Authors — carpe diem!!!!


Getting ahead of the game:

From the lp to cassette to 8-track to cd to dvd to streaming … from printing press publication to print-on-demand publishing to ebooks … from newspapers to tv news to internet news … from libraries with books to “learning centers” with electronic books, educational games, computerized literature … all in a flash. We have seen it all progress, and we know that VR and AR technologies are being used already. Those of us who are thinking: “I will be dead and buried by then …” are being short-sighted. You do want your books to be transcribed into the new technologies so that they live on beyond your years on Earth, do you not?

My predictions about the virtual reality future of books are apparently annoying and scaring some authors and publishers.

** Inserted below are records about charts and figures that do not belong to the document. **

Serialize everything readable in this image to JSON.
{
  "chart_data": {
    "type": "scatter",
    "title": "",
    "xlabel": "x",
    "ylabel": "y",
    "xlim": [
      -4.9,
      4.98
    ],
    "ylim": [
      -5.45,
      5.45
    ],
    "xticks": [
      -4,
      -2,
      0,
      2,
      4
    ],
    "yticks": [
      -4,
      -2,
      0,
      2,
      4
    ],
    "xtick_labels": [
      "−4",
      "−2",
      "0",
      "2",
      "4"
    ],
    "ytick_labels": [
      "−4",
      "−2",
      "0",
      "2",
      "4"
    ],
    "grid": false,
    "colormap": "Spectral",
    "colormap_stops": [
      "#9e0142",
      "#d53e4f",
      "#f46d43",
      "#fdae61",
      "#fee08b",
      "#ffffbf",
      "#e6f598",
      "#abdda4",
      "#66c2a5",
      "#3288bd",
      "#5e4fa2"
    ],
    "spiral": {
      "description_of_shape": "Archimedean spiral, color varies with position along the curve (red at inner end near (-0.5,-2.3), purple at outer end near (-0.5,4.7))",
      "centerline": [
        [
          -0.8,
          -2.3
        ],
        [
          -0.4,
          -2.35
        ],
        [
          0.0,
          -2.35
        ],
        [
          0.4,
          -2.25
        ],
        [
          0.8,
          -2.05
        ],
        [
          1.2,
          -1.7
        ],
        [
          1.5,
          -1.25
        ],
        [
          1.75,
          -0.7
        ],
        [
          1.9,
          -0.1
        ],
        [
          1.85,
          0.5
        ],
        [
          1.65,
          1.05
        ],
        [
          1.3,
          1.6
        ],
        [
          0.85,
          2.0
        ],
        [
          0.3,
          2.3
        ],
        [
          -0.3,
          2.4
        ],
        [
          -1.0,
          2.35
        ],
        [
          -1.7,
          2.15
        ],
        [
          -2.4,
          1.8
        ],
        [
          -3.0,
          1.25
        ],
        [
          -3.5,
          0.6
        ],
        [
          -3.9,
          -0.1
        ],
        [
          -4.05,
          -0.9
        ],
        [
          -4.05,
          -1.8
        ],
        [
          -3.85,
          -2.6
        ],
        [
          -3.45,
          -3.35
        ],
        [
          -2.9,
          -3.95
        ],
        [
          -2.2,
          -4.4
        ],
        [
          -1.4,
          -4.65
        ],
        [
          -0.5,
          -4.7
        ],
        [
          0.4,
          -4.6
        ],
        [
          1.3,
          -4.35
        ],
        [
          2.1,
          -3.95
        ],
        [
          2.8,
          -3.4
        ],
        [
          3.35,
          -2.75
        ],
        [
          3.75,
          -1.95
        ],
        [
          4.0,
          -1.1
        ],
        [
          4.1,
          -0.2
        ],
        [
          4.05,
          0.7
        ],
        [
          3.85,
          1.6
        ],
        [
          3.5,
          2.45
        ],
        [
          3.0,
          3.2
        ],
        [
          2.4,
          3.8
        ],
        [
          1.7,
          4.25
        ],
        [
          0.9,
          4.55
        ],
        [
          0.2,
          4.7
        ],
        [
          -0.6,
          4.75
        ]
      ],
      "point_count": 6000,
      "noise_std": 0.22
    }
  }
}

Why be angry or sad? Why not instead embrace new technology and carpe diem?!! There are so many new opportunities for new creativity and business. Get ahead of the pack. Read up on the new technologies, and gain new insight on how you can tweak and adjust your own writing to qualify as VR-literature. I am currently reading this very popular book:



Jason Jerald’s
“The VR Book: Human-Centered Design for Virtual Reality” Book Description

Virtual reality (VR) potentially provides our minds with direct access to digital media in a way that at first seems to have no limits. However, creating compelling VR experiences is an incredibly complex challenge. When VR is done well, the results are brilliant and pleasurable experiences that go beyond what we can do in the real world. When VR is done badly, not only is the system frustrating to use, but sickness can result. Reasons for bad VR are numerous; some failures come from the limitations of technology, but many come from a lack of understanding perception, interaction, design principles, and real users. This book discusses such issues, focusing upon the human element of VR rather than technical implementation, for if we do not get the human element correct, then no amount of technology will make VR anything more than an interesting tool confined to research laboratories. Even when VR principles are fully understood, first implementations are rarely novel and never ideal due to the complex nature of VR and the countless possibilities. However, the VR principles discussed within enable us to intelligently experiment with the rules and iteratively design towards innovative experiences.

NB. For those worried about the new technologies being misused for mind control, I would emphasize the importance of authors and other artists in shaping how this technology is developed — in order to preserve and encourage freedom of thought.